Другое беспокойство пришло, когда Инга, между делом общаясь с Будяковым, узнала, что в зреющем гнойнике противостояния дома Белого и Кремля официального Тимур Тарасович костьми готов лечь за парламентскую правду. И ляжет ведь, остолоп, и указать бесполезно. Инга уж пыталась, хотя теперь совсем в пользу своих предостережений не верила. Так и вышло – Будяков только возмутился и посоветовал не лезть в дело ей не по уму, а за Руцким и Хасбулатовым видел будущее.
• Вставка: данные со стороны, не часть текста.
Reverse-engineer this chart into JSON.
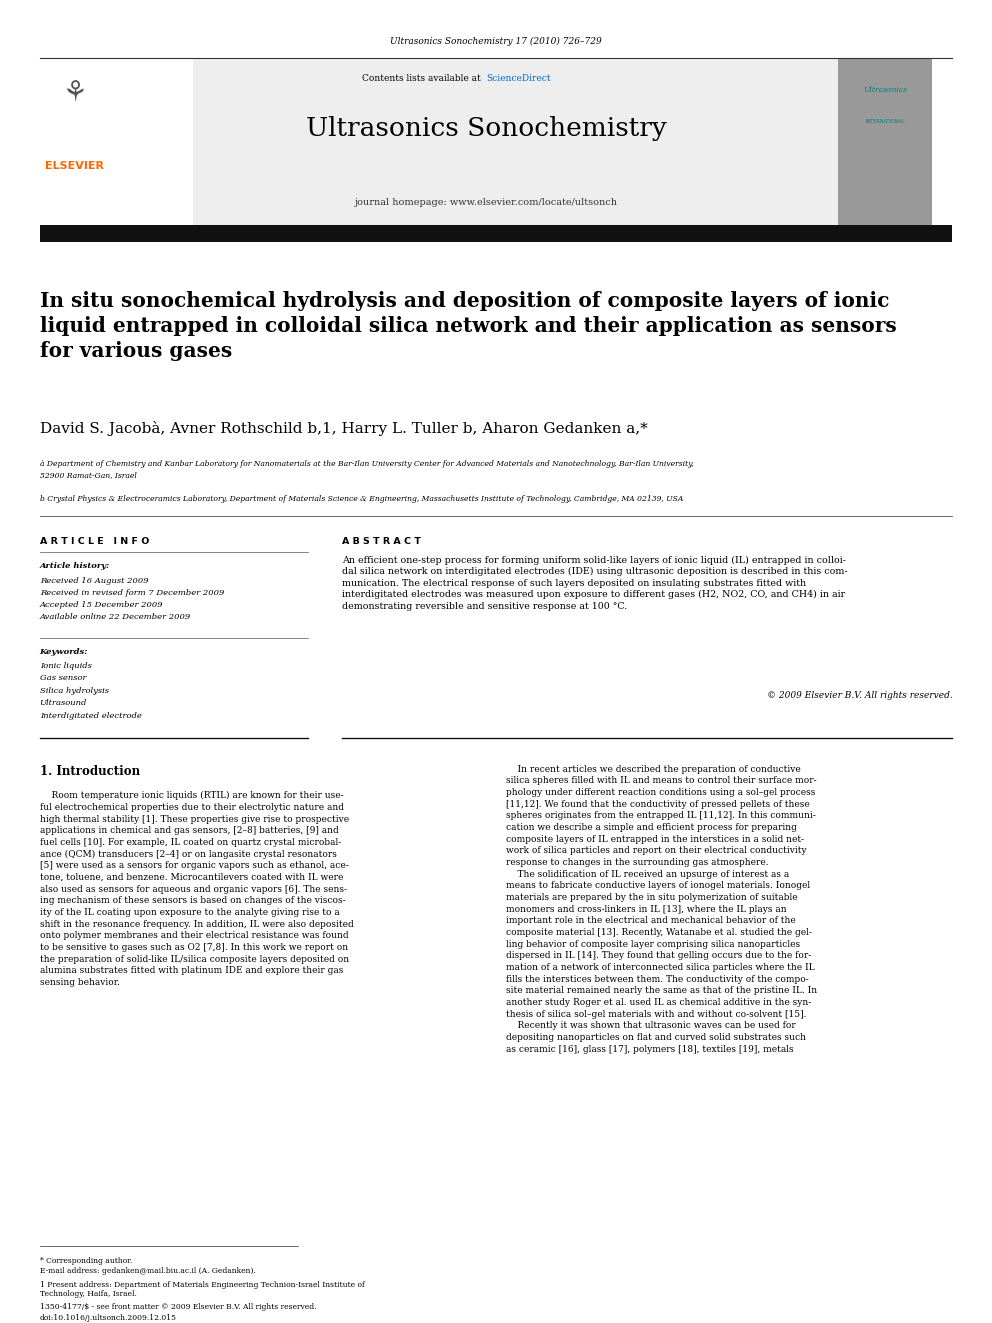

И черт бы с ним, с Будяковым, коли одолела его непростительная глупость, но только без Тимура Тарасовича никакой бы защиты от Идолища больше бы не произошло.
А сегодня с утра как встала – так началось страшное. Не сама встала. Соседка, Елена Тимофеевна, пожилая учительница географии вышла на лестничную клетку с внучкой Наташей, долго кричала, прежде чем позвонить в дверь напротив, чем уже одним разбудила Ингу. День был воскресный, выходной, Инга отсыпалась от недельных трудов, но уж очень истошно вопила соседка, и ей в тон плакала громко маленькая Наташа.
Инга, едва накинув махровый, в разноцветную полоску халат, вышла на порог узнать, в чем дело. Худое предчувствие одолело ее еще по пути, и предчувствие то сбылось. Пред ней открылось ужасное и сильно противное зрелище, Инга отчего-то подумала в первый момент, что вот бедная Наташа, ни к чему ребенку в шесть лет видеть такое.
– Елена Тимофеевна, вы уберите Наташу! – закричала она первым делом растерявшейся соседке. – Наташа, отвернись, глазки зажмурь! И считай до ста! Или нет, вот что, беги домой! Да откройте же ей дверь, Елена Тимофеевна! – давала она противоречивые советы и указания престарелой географичке.